CenterForOpenScience / pydocx

An extendable docx file format parser and converter
Other
183 stars 55 forks source link

Question: How to install a specific PR, export embedded images? #242

Closed bitscompagnie closed 6 years ago

bitscompagnie commented 6 years ago

Hello,

Thanks for this great piece of software. It seems very flexible in handling MS Word documents conversion to HTML. I just discovered it yesterday and have gone through the documentation to run a few test conversions. They all seem to work without any problem on both Mac OS and Windows.

Two things that I need help with are:

  1. How do we install a specific pull request with fixes that we want implemented? Or what is the best way to merge the fixes in a pull request/commit with the stable version?
  2. Any way to export the embedded images to external files?

Thanks for your help.

jlward commented 6 years ago

Hello,

I'm glad you found our project and like it.

  1. https://stackoverflow.com/questions/20101834/pip-install-from-git-repo-branch Installing from a github branch is a common enough task that pip has made it easy to do.
  2. It is possible to have images to be experted to external files. Our implementation actually takes the images and uploads them to Amazon S3. To do so, you'll need to extend the exporter and override get_image_tag. The default can be found at pydocx.export.html. You should be able to use that as an example of what needs to be done and make any changes to images you need.

Please let us know if you have any more questions.

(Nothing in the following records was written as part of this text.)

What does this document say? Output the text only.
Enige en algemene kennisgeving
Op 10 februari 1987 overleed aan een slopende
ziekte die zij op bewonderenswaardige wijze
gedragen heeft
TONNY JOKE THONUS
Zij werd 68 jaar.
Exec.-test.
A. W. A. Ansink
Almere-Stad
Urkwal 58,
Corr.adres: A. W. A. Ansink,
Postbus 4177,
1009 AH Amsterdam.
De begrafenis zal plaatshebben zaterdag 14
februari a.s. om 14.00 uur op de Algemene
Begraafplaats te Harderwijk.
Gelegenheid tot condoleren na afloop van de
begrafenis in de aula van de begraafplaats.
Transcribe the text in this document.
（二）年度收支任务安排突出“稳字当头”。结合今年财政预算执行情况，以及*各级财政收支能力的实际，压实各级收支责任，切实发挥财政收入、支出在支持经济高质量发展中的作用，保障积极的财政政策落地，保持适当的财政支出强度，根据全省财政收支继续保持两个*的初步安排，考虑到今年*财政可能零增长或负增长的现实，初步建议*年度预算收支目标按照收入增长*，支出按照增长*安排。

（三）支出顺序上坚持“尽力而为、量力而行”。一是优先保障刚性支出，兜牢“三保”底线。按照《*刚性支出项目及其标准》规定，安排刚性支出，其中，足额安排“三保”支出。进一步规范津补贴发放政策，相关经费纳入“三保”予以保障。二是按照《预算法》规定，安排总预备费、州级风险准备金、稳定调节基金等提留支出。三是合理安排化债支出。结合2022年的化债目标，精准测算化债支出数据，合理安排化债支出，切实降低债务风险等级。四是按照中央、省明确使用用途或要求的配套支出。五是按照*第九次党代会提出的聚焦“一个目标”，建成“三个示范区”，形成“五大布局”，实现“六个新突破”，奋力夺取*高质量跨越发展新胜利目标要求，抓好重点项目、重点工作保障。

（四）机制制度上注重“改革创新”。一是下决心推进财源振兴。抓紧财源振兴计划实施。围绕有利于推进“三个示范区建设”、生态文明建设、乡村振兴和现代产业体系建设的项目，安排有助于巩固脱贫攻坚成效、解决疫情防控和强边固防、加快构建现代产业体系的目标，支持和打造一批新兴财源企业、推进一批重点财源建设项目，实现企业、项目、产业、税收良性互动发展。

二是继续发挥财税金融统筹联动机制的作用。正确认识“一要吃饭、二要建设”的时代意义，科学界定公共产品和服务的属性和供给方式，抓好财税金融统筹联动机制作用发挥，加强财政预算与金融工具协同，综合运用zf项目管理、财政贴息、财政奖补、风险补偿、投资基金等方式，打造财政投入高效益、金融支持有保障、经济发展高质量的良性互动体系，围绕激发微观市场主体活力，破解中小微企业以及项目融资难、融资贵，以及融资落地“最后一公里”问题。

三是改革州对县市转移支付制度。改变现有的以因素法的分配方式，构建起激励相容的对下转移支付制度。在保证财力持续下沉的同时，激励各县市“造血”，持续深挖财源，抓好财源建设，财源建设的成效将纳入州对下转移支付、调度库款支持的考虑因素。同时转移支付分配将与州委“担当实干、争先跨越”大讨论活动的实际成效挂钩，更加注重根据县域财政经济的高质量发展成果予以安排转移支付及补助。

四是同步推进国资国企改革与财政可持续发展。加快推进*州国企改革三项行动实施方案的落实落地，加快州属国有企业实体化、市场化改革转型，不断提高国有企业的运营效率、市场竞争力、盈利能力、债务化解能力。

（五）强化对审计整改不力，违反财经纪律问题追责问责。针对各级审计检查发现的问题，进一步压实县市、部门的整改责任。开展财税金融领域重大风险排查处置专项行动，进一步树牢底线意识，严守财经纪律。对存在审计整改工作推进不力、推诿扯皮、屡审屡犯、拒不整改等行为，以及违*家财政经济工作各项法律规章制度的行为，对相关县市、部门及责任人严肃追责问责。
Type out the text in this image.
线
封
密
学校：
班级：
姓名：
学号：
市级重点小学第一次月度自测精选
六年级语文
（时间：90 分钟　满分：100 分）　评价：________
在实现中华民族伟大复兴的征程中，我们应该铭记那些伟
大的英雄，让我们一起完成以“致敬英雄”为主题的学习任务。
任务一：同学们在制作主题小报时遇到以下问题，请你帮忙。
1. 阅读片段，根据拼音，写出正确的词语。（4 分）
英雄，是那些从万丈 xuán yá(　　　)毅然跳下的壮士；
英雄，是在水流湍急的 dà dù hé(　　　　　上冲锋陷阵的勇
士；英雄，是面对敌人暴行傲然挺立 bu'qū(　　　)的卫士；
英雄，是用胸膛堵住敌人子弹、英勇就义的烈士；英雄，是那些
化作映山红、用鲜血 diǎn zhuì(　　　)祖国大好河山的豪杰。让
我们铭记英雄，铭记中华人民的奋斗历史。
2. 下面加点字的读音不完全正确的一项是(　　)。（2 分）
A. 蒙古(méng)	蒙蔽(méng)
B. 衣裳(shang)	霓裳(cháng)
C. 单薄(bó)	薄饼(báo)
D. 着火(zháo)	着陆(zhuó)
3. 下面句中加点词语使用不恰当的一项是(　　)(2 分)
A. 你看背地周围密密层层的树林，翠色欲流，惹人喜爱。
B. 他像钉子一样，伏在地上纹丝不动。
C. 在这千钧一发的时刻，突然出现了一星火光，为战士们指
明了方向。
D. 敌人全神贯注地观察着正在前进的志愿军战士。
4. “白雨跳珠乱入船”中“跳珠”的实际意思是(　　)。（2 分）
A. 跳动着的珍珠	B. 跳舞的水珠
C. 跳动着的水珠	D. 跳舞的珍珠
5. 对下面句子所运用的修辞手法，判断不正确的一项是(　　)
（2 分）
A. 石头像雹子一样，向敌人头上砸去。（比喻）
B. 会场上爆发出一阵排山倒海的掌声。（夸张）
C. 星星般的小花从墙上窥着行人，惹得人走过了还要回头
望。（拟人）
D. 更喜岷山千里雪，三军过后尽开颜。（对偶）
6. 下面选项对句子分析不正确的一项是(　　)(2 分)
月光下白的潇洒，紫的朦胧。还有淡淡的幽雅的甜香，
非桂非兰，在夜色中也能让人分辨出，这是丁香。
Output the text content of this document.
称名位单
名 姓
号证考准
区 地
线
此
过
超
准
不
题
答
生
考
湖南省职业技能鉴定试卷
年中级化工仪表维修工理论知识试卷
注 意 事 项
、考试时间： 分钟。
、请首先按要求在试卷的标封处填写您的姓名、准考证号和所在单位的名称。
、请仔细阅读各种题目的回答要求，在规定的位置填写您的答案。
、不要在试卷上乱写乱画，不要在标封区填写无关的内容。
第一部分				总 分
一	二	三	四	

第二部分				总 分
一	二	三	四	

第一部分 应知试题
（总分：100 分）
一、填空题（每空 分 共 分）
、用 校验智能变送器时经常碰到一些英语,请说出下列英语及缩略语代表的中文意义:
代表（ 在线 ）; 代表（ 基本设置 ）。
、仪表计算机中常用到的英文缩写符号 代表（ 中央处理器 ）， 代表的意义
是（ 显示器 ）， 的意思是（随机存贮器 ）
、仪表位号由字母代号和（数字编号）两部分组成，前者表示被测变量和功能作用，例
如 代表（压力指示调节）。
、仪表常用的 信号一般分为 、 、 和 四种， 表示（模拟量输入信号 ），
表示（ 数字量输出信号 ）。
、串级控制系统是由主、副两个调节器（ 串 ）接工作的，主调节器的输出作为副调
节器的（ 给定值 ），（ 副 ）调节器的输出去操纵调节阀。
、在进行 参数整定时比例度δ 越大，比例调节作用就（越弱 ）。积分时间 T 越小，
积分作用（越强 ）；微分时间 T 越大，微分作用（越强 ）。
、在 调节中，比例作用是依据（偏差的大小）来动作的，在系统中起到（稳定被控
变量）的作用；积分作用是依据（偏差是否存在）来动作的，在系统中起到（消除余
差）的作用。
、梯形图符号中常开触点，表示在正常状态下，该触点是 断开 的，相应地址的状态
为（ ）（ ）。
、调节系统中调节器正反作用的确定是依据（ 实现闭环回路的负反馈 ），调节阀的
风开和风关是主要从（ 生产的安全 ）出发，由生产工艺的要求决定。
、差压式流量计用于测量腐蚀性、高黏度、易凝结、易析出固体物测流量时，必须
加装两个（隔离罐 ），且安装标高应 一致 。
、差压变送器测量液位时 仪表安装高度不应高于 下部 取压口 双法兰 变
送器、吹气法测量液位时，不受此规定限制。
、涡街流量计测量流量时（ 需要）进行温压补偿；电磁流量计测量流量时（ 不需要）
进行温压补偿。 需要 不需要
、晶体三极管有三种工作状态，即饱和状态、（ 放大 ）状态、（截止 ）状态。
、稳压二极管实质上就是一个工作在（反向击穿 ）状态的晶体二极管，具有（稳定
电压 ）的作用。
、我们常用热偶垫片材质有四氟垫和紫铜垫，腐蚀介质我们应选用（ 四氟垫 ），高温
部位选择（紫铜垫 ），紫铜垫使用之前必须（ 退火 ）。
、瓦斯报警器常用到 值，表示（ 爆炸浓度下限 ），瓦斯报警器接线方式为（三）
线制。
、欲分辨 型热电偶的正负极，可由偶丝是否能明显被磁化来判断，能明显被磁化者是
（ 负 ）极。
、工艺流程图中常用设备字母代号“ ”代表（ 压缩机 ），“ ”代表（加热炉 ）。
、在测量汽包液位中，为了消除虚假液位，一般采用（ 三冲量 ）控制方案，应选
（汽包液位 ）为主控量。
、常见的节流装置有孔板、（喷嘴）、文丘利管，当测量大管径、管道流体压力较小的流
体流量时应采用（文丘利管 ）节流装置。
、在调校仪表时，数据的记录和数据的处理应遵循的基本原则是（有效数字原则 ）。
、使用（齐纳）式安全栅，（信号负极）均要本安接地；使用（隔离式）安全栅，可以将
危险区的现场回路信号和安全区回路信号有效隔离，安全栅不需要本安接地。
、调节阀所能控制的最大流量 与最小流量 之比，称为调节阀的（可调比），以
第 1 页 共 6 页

bitscompagnie commented 6 years ago

Thanks for replying to my question.

I have managed to install the commit from issue #231 as I need to retain text highlighted text in a table. But when I try to convert a document, I get the following error. Any suggestion about how to address below error?

Sorry for the dump.

c:\Python27\Scripts>pydocx.exe --html testdocument.docx testdocout.html Traceback (most recent call last): File "c:\Python27\Scripts\pydocx-script.py", line 11, in load_entry_point('PyDocX==0.9.10', 'console_scripts', 'pydocx')() File "c:\python27\lib\site-packages\pydocx__main.py", line 49, in cli sys.exit(main(args=sys.argv[1:]) or 0) File "c:\python27\lib\site-packages\pydocx__main__.py", line 44, in main return convert(output_type, docx_path, output_path) File "c:\python27\lib\site-packages\pydocx\main__.py", line 15, in convert output = PyDocX.to_html(docx_path) File "c:\python27\lib\site-packages\pydocx\pydocx.py", line 13, in to_html return PyDocXHTMLExporter(path_or_stream).export() File "c:\python27\lib\site-packages\pydocx\export\html.py", line 211, in expor t for result in super(PyDocXHTMLExporter, self).export() File "c:\python27\lib\site-packages\pydocx\export\html.py", line 209, in <gene xpr> result.to_html() if isinstance(result, HtmlTag) File "c:\python27\lib\site-packages\pydocx\export\base.py", line 123, in expor t for result in self.export_node(document): File "c:\python27\lib\site-packages\pydocx\export\base.py", line 218, in expor t_node for result in results: File "c:\python27\lib\site-packages\pydocx\export\html.py", line 127, in apply

for result in results:

File "c:\python27\lib\site-packages\pydocx\export\base.py", line 218, in expor t_node for result in results: File "c:\python27\lib\site-packages\pydocx\export\html.py", line 127, in apply

for result in results:

File "c:\python27\lib\site-packages\pydocx\export\base.py", line 251, in yield _nested for item in iterable: File "c:\python27\lib\site-packages\pydocx\export\base.py", line 290, in yield _numbering_spans numbering_spans = builder.get_numbering_spans() File "c:\python27\lib\site-packages\pydocx\export\numbering_span.py", line 703 , in get_numbering_spans new_items.extend(self.process_component(index, component)) File "c:\python27\lib\site-packages\pydocx\export\numbering_span.py", line 687 , in process_component for new_component in self.handle_paragraph(index, component): File "c:\python27\lib\site-packages\pydocx\export\numbering_span.py", line 677 , in handle_paragraph for item in self.handle_start_new_item(index, paragraph): File "c:\python27\lib\site-packages\pydocx\export\numbering_span.py", line 606 , in handle_start_new_item self.add_item_to_span(index) File "c:\python27\lib\site-packages\pydocx\export\numbering_span.py", line 487 , in add_item_to_span self.current_span.append_child(self.current_item) AttributeError: 'NoneType' object has no attribute 'append_child'

jlward commented 6 years ago

Does testdocument.docx successfully get converted using the version of PyDocx on pypi? Or is it only failing when installing from #231? If it's only failing with the code on 231, I would have to look through that PR to see if if there is a bug related to the new features. Additionally, if 231 is causing this issue, I would suggest the PR owner of that issue find a way to add a test case related to this use case.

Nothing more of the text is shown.